De kleine krachtbron levert 40 procent rendement. Meer dan een gewone benzine- of dieselmotor, die respectievelijk 21 en 30 procent effectieve energie leveren. Het hoge rendement is vooral te danken aan de afwezigheid van een energievretend koelsysteem. Dat heeft weer te maken met de speciale zuigers van een Elsbett-motor.
Compact
Ludwig Elsbett ontwikkelde vanaf 1973 deze compacte motor, waarbij de verbranding niet plaatsvindt in de ruimte boven de zuigers, maar in de tweedelige, uitgeholde zuigers zelf. Bovendien zit er een ander type sproeier dusdanig boven in de cilinderkop, dat in de zuiger een centrifugale kracht ontstaat. Dit beperkt de hitte die vrijkomt tot het midden van de zuigers. Hierdoor is lucht- of waterkoeling overbodig. "Het enige dat nodig is, is oliekoeling", aldus Wilsink. "Dat gebeurt onder de motor, maar kost geen extra energie."

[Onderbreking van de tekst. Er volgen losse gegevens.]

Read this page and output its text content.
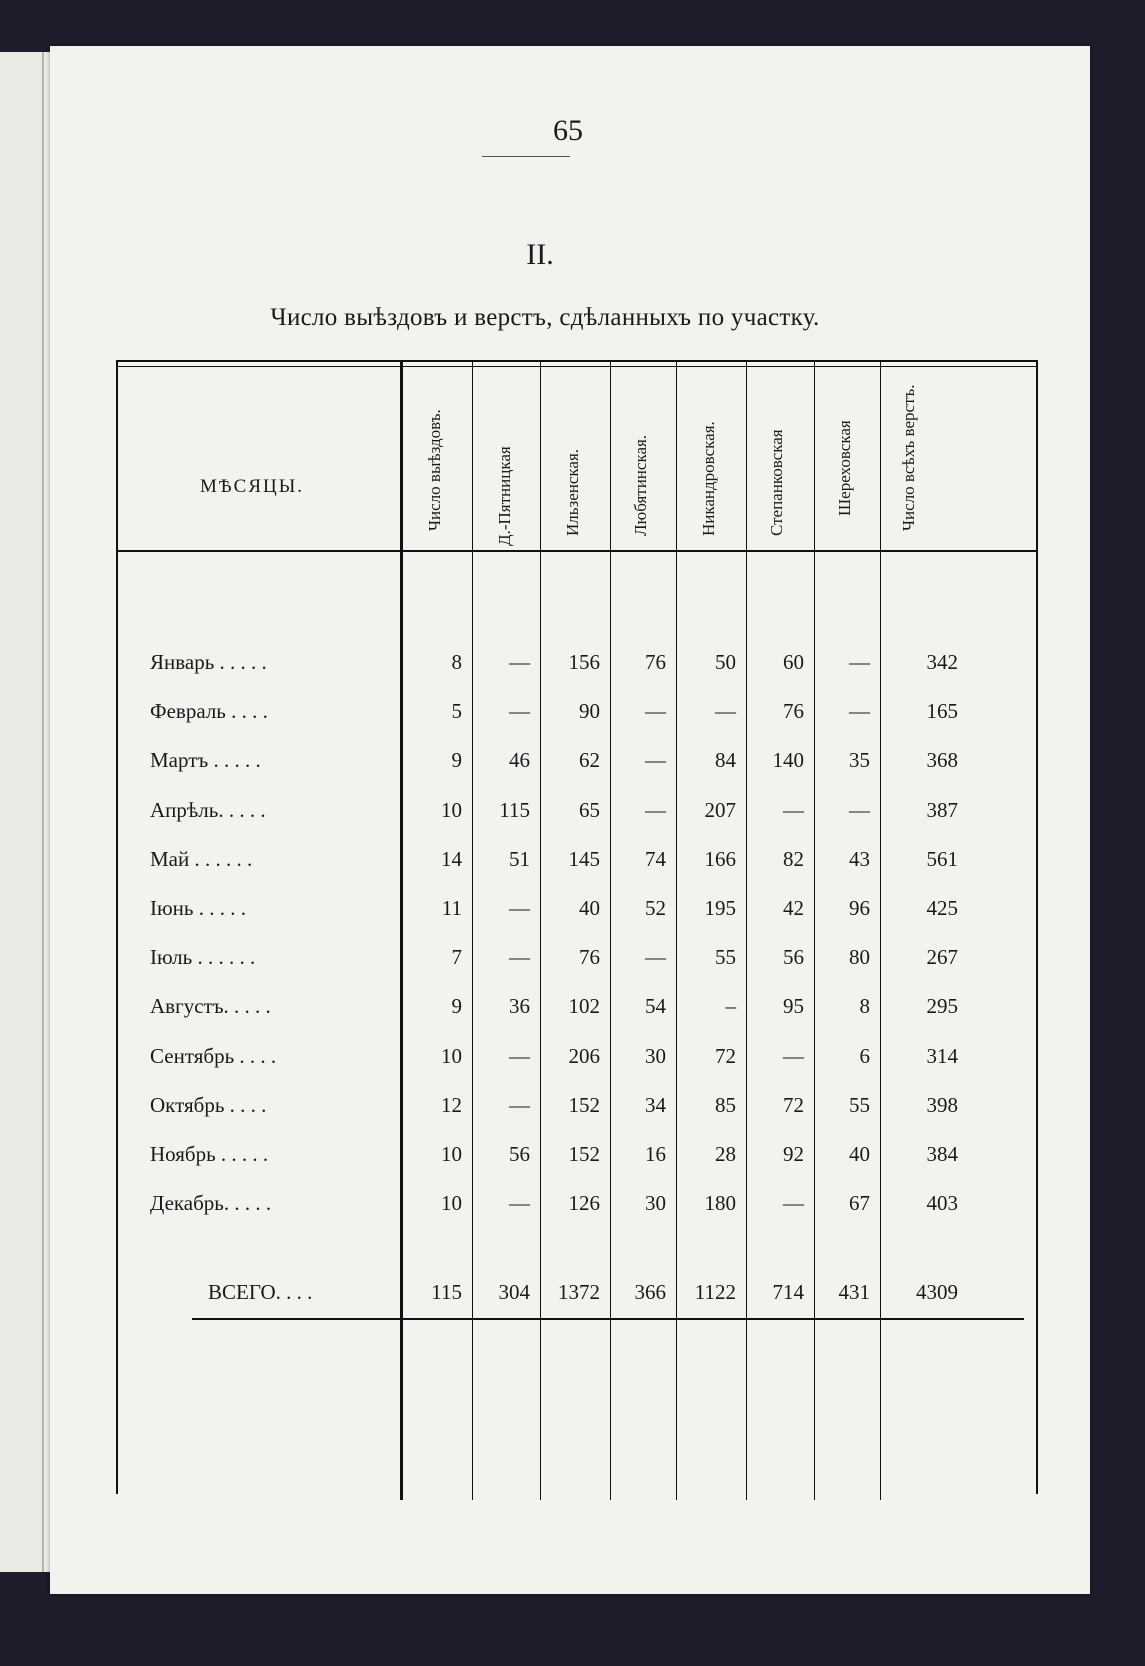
65
II.
Число выѣздовъ и верстъ, сдѣланныхъ по участку.
МѢСЯЦЫ.	Число выѣздовъ.	Д.-Пятницкая	Ильзенская.	Любятинская.	Никандровская.	Степанковская	Шереховская	Число всѣхъ верстъ.
Январь . . . . .	8	—	156	76	50	60	—	342
Февраль . . . .	5	—	90	—	—	76	—	165
Мартъ . . . . .	9	46	62	—	84	140	35	368
Апрѣль. . . . .	10	115	65	—	207	—	—	387
Май . . . . . .	14	51	145	74	166	82	43	561
Іюнь . . . . .	11	—	40	52	195	42	96	425
Іюль . . . . . .	7	—	76	—	55	56	80	267
Августъ. . . . .	9	36	102	54	–	95	8	295
Сентябрь . . . .	10	—	206	30	72	—	6	314
Октябрь . . . .	12	—	152	34	85	72	55	398
Ноябрь . . . . .	10	56	152	16	28	92	40	384
Декабрь. . . . .	10	—	126	30	180	—	67	403
ВСЕГО. . . .	115	304	1372	366	1122	714	431	4309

Waarom de fabriek van Elsbett in 1991 verdween, is onduidelijk. Wel doen er veel verhalen de ronde, zoals de versie van Wilsink. Slechts een klein overblijfsel is nog over van de toenmalige fabriek. Twee zoons van Ludwig Elsbett hebben in Duitsland een bedrijf dat ombouwsystemen levert voor normale dieselmotoren, zodat deze op PPO kunnen rijden.
Wilsink is daarom wel de enige Nederlander met een originele Elsbett-motor in zijn auto, maar hij is niet bepaald de enige die op PPO rijdt. Van dat soort mensen zijn er genoeg te vinden, zo bleek zaterdag in deze krant. Elsbett levert de systemen, maar ook in Nederland is een bedrijf dat auto's ombouwt. Het systeem is goed te vergelijken met een LPG-installatie .

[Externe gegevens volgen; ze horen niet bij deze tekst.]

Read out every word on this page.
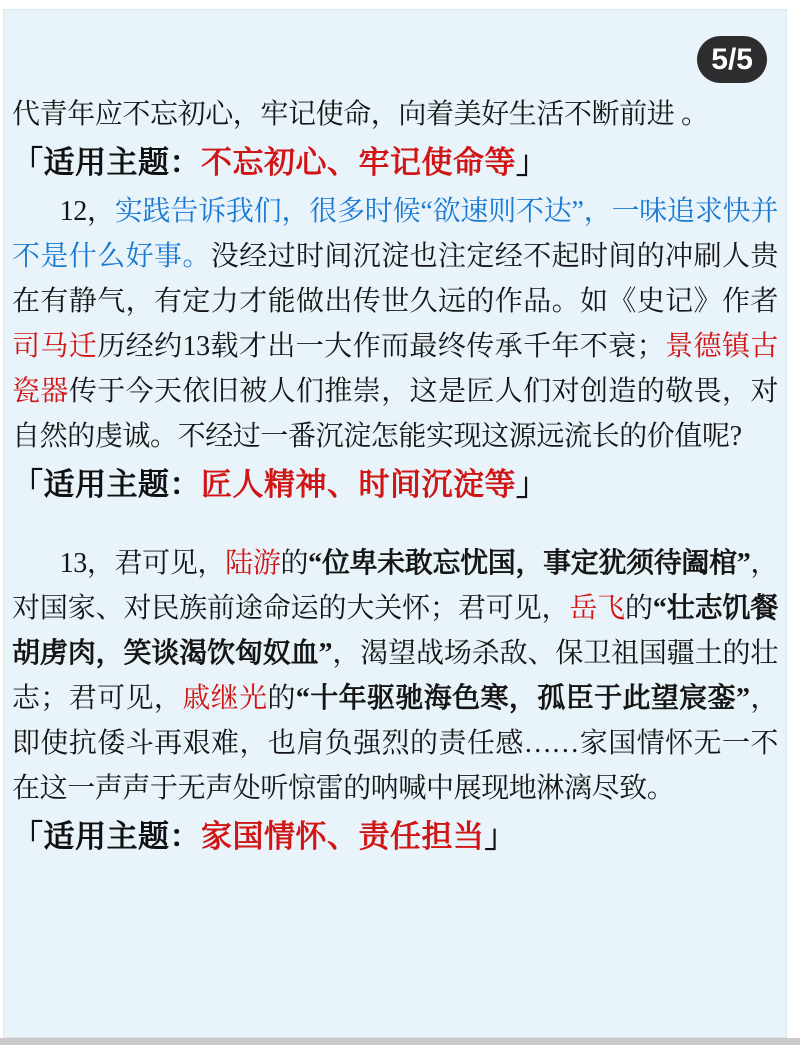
5/5

代青年应不忘初心，牢记使命，向着美好生活不断前进 。

「适用主题：不忘初心、牢记使命等」

12，实践告诉我们，很多时候“欲速则不达”，一味追求快并不是什么好事。没经过时间沉淀也注定经不起时间的冲刷人贵在有静气，有定力才能做出传世久远的作品。如《史记》作者司马迁历经约13载才出一大作而最终传承千年不衰；景德镇古瓷器传于今天依旧被人们推崇，这是匠人们对创造的敬畏，对自然的虔诚。不经过一番沉淀怎能实现这源远流长的价值呢?

「适用主题：匠人精神、时间沉淀等」

13，君可见，陆游的“位卑未敢忘忧国，事定犹须待阖棺”，对国家、对民族前途命运的大关怀；君可见，岳飞的“壮志饥餐胡虏肉，笑谈渴饮匈奴血”，渴望战场杀敌、保卫祖国疆土的壮志；君可见，戚继光的“十年驱驰海色寒，孤臣于此望宸銮”，即使抗倭斗再艰难，也肩负强烈的责任感……家国情怀无一不在这一声声于无声处听惊雷的呐喊中展现地淋漓尽致。

「适用主题：家国情怀、责任担当」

Het nadeel van PPO is de viscositeit. De brandstof is minder vloeibaar dan diesel of benzine. Bij de Elsbett-motor levert dit sowieso geen problemen op, omdat de motor er speciaal voor ontwikkeld is. Bij de ombouw van een normale diesel zijn wel enkele aanpassingen nodig. Dikkere brandstofslangen, een elektrische voorverwarming en een warmtewisselaar moeten ervoor zorgen dat de olie goed kan stromen. Daarnaast wordt de olie twee keer gefilterd en de sproeiers werken onder een iets hogere druk.
De ombouw van diesel naar PPO kost een particulier met een wat oudere diesel ongeveer 1500 euro. Bij nieuwere injectiemotoren -waaronder de commonrail-systemen- kost het 3000 euro.

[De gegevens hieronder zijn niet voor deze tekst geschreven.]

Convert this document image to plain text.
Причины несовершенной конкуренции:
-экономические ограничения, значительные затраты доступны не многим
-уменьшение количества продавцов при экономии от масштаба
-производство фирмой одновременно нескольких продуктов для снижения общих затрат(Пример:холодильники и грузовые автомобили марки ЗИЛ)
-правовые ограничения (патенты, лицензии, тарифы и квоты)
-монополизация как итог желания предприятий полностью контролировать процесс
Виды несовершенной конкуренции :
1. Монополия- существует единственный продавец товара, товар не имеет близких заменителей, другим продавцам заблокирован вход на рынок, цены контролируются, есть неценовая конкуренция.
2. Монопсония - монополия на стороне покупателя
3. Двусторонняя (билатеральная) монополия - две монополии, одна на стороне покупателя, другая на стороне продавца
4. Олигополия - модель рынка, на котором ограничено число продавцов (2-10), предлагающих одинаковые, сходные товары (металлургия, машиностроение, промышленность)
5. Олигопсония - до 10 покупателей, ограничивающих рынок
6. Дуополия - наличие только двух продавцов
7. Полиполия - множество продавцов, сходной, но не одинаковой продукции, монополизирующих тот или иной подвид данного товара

In Wilsinks Mercedes is het viscositeitprobleem ondervangen door een tweetanksysteem. Wilsink: "Er zit een klein tankje met diesel onder de motorkap. Precies zo'n tankje als voor de ruitenvloeistof. De diesel wordt alleen gebruikt om te starten. Na een paar seconden schakelt de motor over op PPO."
Persje
In en om Wilsinks boerderij staat alles in het teken van PPO. Enkele hectaren grond zijn bedekt met koolzaad. Zelfs aan de rand van zijn erf groeien koolzaadplanten. In de hal staat een grote emmer vol met kleine korrels. "Dit is koolzaad, klaar om geperst te worden. Hier heb ik een persje staan. Niet voor de auto hoor. Gewoon als hobby. Ik wil hiermee laten zien dat iedereen in zijn eigen brandstof kan voorzien."
Ondertussen ratelt het machientje rustig door. Een klein straaltje olie loopt vanuit het apparaat een bakje in. Uit een slang komen grote korrels, te vergelijken met hondenbrokken. Dat is het afval. "Het is prima brandstof voor de kachel. In Duitsland maken ze er koeken van voor het vee."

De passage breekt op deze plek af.